Of course, every member of the Supreme Court is aware of this. They are also aware that the worst possible scenario for the court’s prestige and moral authority would be to delay Trump’s trial on charges that he engaged in a criminal conspiracy to overturn the 2020 election and install himself as president until after he had another shot at getting himself elected. Resolving those charges once and for all, so that voters know how much weight to give them, is the opposite of election interference.

There is no ivory tower tall enough to avoid the political implications of the court’s decision. Kicking the can down the road is just as political as making a clear decision now. In the words of a certain philosopher, “If you choose not to decide, you still have made a choice.” 

Fortunately, Justice Amy Coney Barrett has given the court a way out. In what may turn out to be one of the most consequential exchanges in the history of Supreme Court oral arguments, Barrett got Trump’s lawyer to concede that the private acts of a sitting president are not entitled to immunity and that various allegations being made by prosecutors involved purely private acts including “implement a plan to submit fraudulent slates of presidential electors to obstruct the certification proceeding.”
In other words, everyone — including Trump’s lawyer — agrees that there are plenty of allegations in the indictment that fall outside the reasonable formulation of presidential immunity. That means, though prosecutors might have to drop a few of the allegations that skate closer to the line, Trump’s trial on charges related to Jan. 6 can proceed on Judge Tanya Chutkan’s schedule and without further interlocutory appeals. 

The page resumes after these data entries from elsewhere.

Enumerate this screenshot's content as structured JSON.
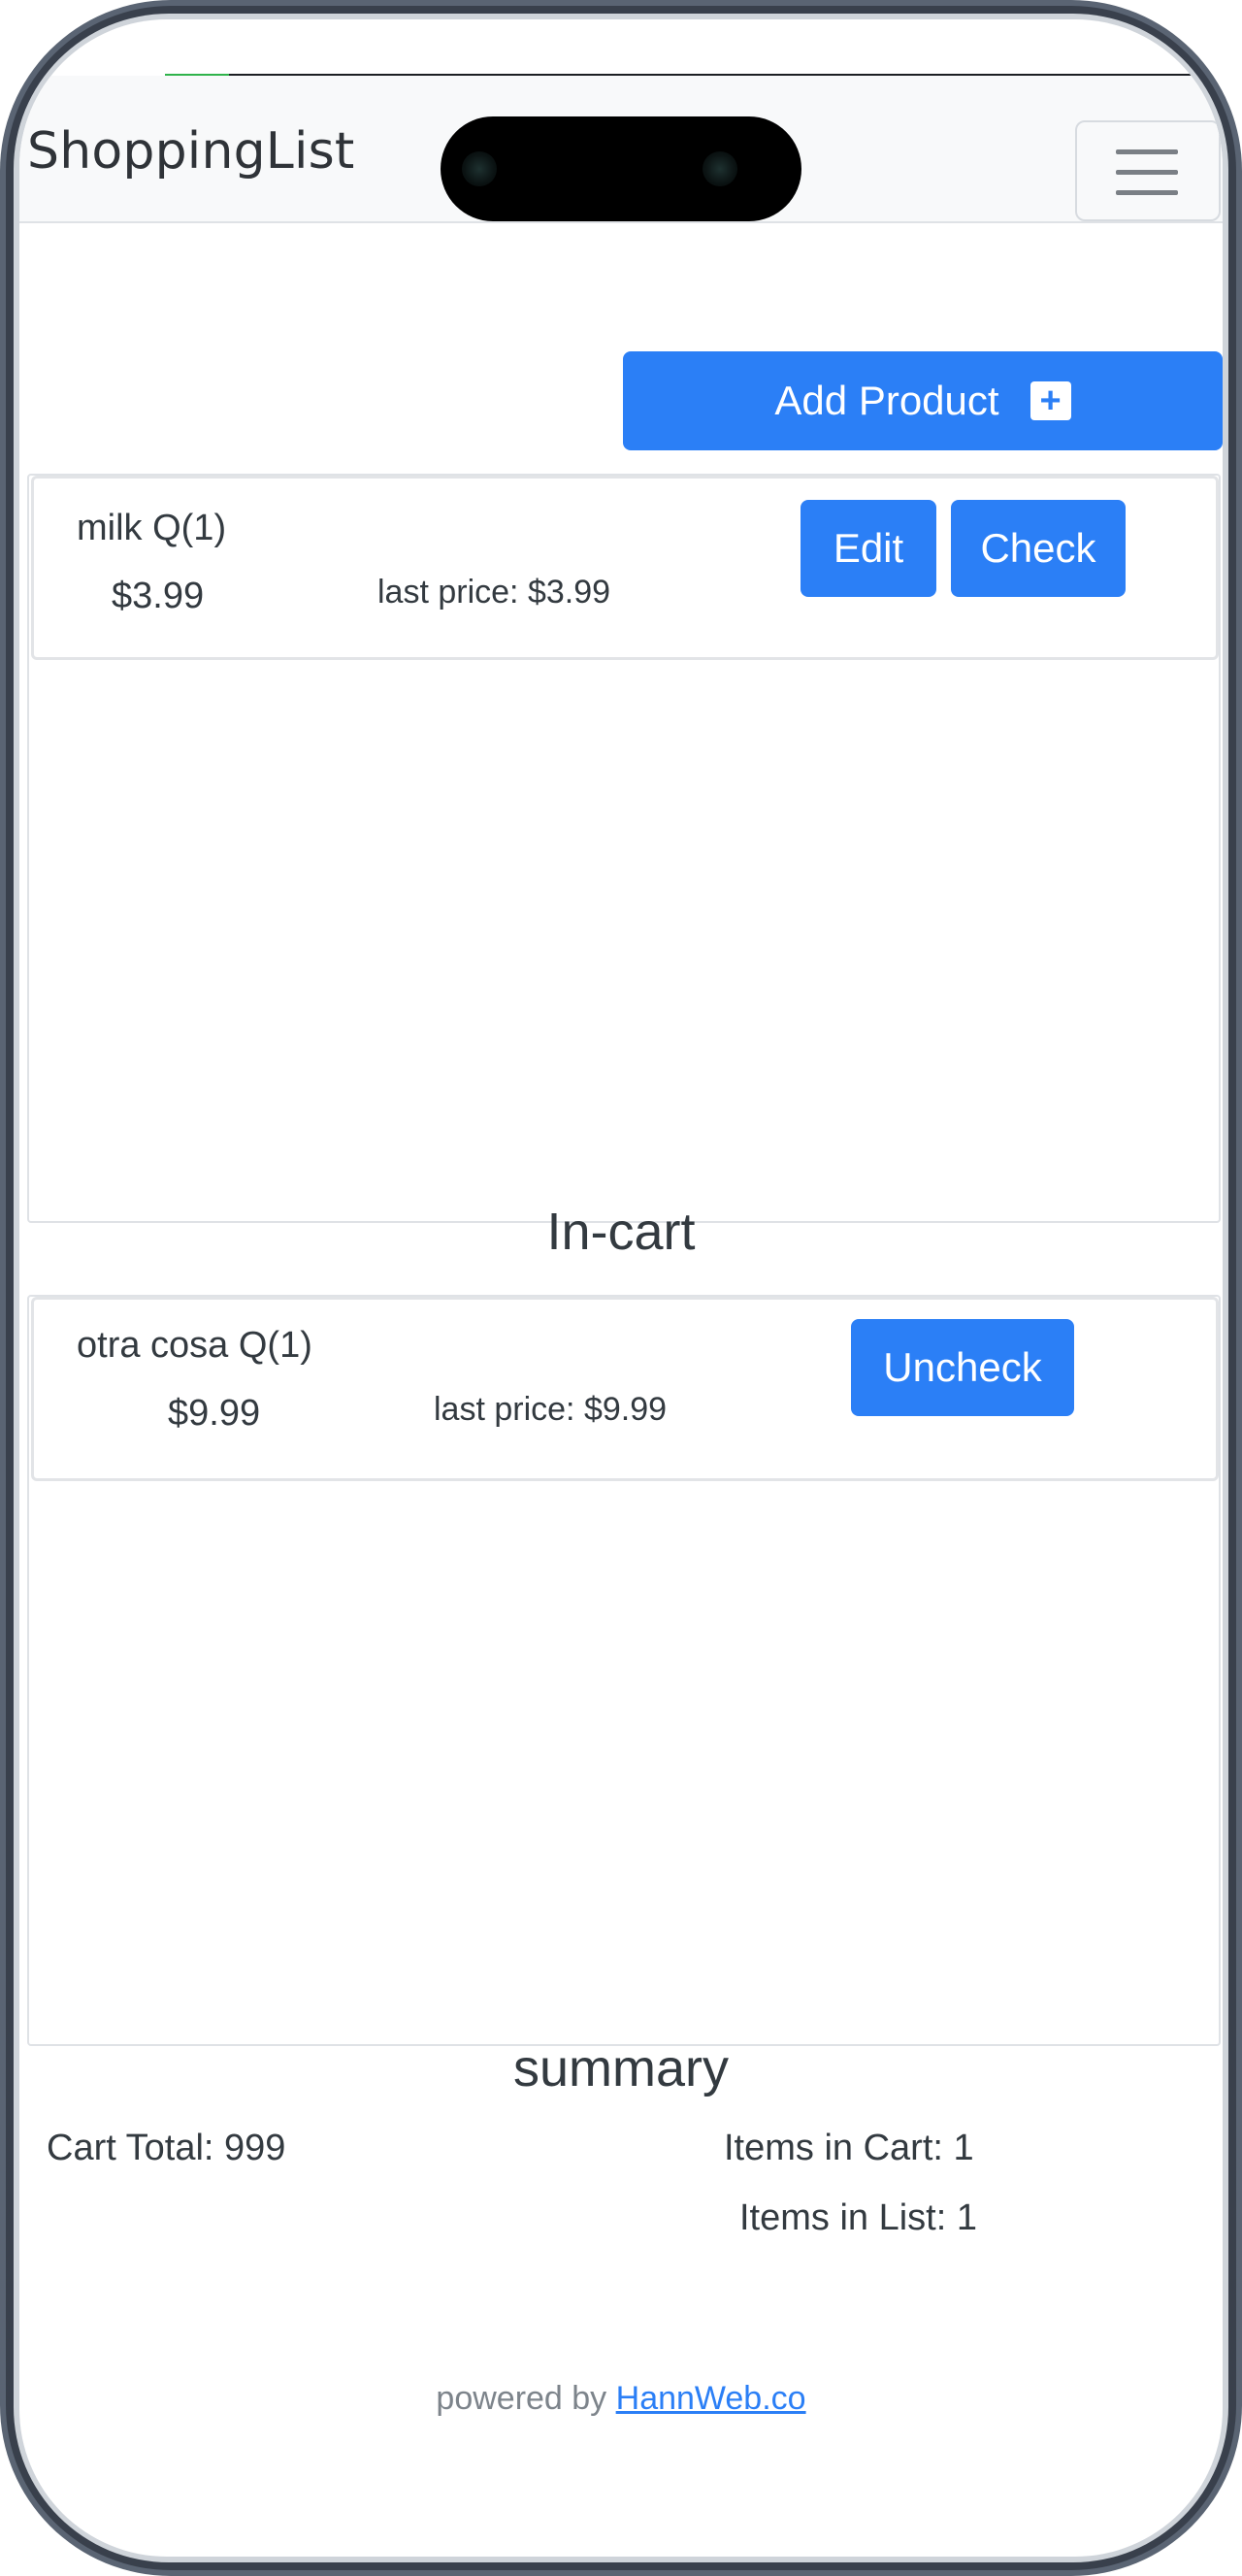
{
  "navbar": {
    "brand": "ShoppingList",
    "menu_icon": "hamburger-menu-icon"
  },
  "actions": {
    "add_product_label": "Add Product",
    "add_icon": "plus-square-icon",
    "add_icon_glyph": "+"
  },
  "list_items": [
    {
      "name": "milk Q(1)",
      "price": "$3.99",
      "last_price": "last price: $3.99",
      "edit_label": "Edit",
      "check_label": "Check"
    }
  ],
  "in_cart": {
    "title": "In-cart",
    "items": [
      {
        "name": "otra cosa Q(1)",
        "price": "$9.99",
        "last_price": "last price: $9.99",
        "uncheck_label": "Uncheck"
      }
    ]
  },
  "summary": {
    "title": "summary",
    "cart_total": "Cart Total: 999",
    "items_in_cart": "Items in Cart: 1",
    "items_in_list": "Items in List: 1"
  },
  "footer": {
    "powered_by": "powered by",
    "link_text": "HannWeb.co"
  },
  "colors": {
    "primary": "#2b7ff6",
    "navbar_bg": "#f8f9fa",
    "text": "#333a40",
    "muted": "#7d848b",
    "frame": "#5a6473"
  }
}
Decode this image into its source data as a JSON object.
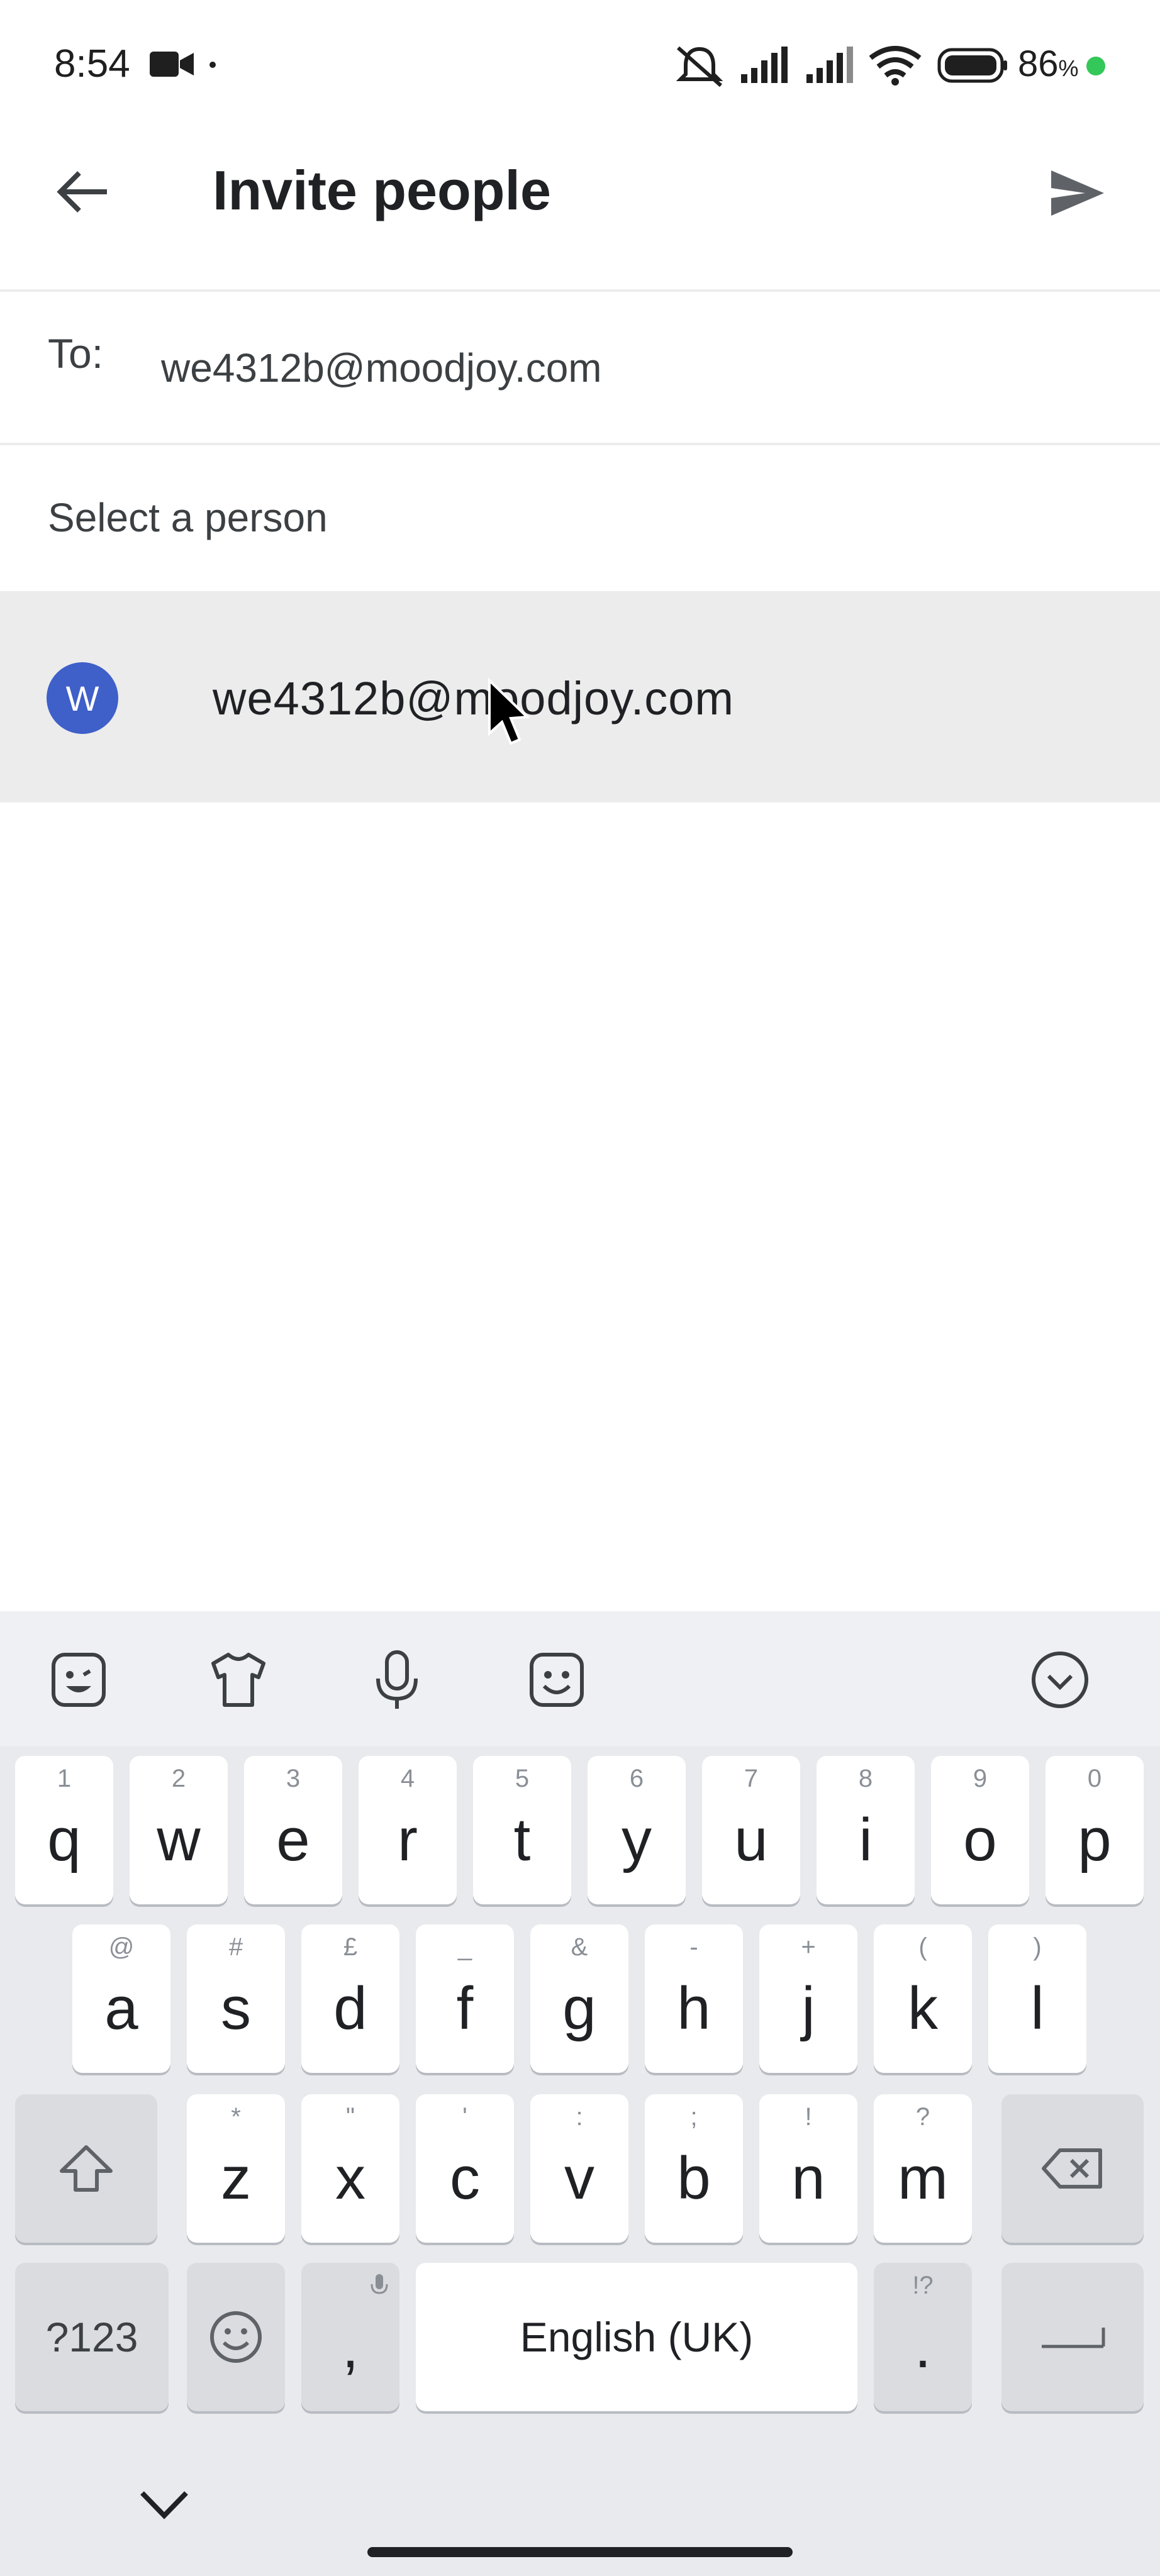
{
  "status_bar": {
    "time": "8:54",
    "battery_percent": "86",
    "battery_unit": "%"
  },
  "app_bar": {
    "title": "Invite people"
  },
  "compose": {
    "to_label": "To:",
    "to_value": "we4312b@moodjoy.com"
  },
  "suggestions": {
    "section_label": "Select a person",
    "items": [
      {
        "avatar_letter": "W",
        "email": "we4312b@moodjoy.com"
      }
    ]
  },
  "keyboard": {
    "row1": [
      {
        "key": "q",
        "hint": "1"
      },
      {
        "key": "w",
        "hint": "2"
      },
      {
        "key": "e",
        "hint": "3"
      },
      {
        "key": "r",
        "hint": "4"
      },
      {
        "key": "t",
        "hint": "5"
      },
      {
        "key": "y",
        "hint": "6"
      },
      {
        "key": "u",
        "hint": "7"
      },
      {
        "key": "i",
        "hint": "8"
      },
      {
        "key": "o",
        "hint": "9"
      },
      {
        "key": "p",
        "hint": "0"
      }
    ],
    "row2": [
      {
        "key": "a",
        "hint": "@"
      },
      {
        "key": "s",
        "hint": "#"
      },
      {
        "key": "d",
        "hint": "£"
      },
      {
        "key": "f",
        "hint": "_"
      },
      {
        "key": "g",
        "hint": "&"
      },
      {
        "key": "h",
        "hint": "-"
      },
      {
        "key": "j",
        "hint": "+"
      },
      {
        "key": "k",
        "hint": "("
      },
      {
        "key": "l",
        "hint": ")"
      }
    ],
    "row3": [
      {
        "key": "z",
        "hint": "*"
      },
      {
        "key": "x",
        "hint": "\""
      },
      {
        "key": "c",
        "hint": "'"
      },
      {
        "key": "v",
        "hint": ":"
      },
      {
        "key": "b",
        "hint": ";"
      },
      {
        "key": "n",
        "hint": "!"
      },
      {
        "key": "m",
        "hint": "?"
      }
    ],
    "symbols_key": "?123",
    "comma_key": ",",
    "space_label": "English (UK)",
    "period_key": ".",
    "period_hint": "!?"
  }
}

This would require five justices to agree to take the off-ramp that Barrett so carefully built. If they are unwilling to settle the question of which allegations involve clearly private acts and which require further analysis, they will be saving Trump from his own lawyers. That won’t reflect well on either the court’s wisdom or its impartiality. 

Whether the court likes it or not, there is no escaping the politics in Trump’s immunity case. Pretending otherwise is the most political — and dangerous — thing the court could possibly do. 

Chris Truax is a charter member of the Society for the Rule of Law and an appellate attorney.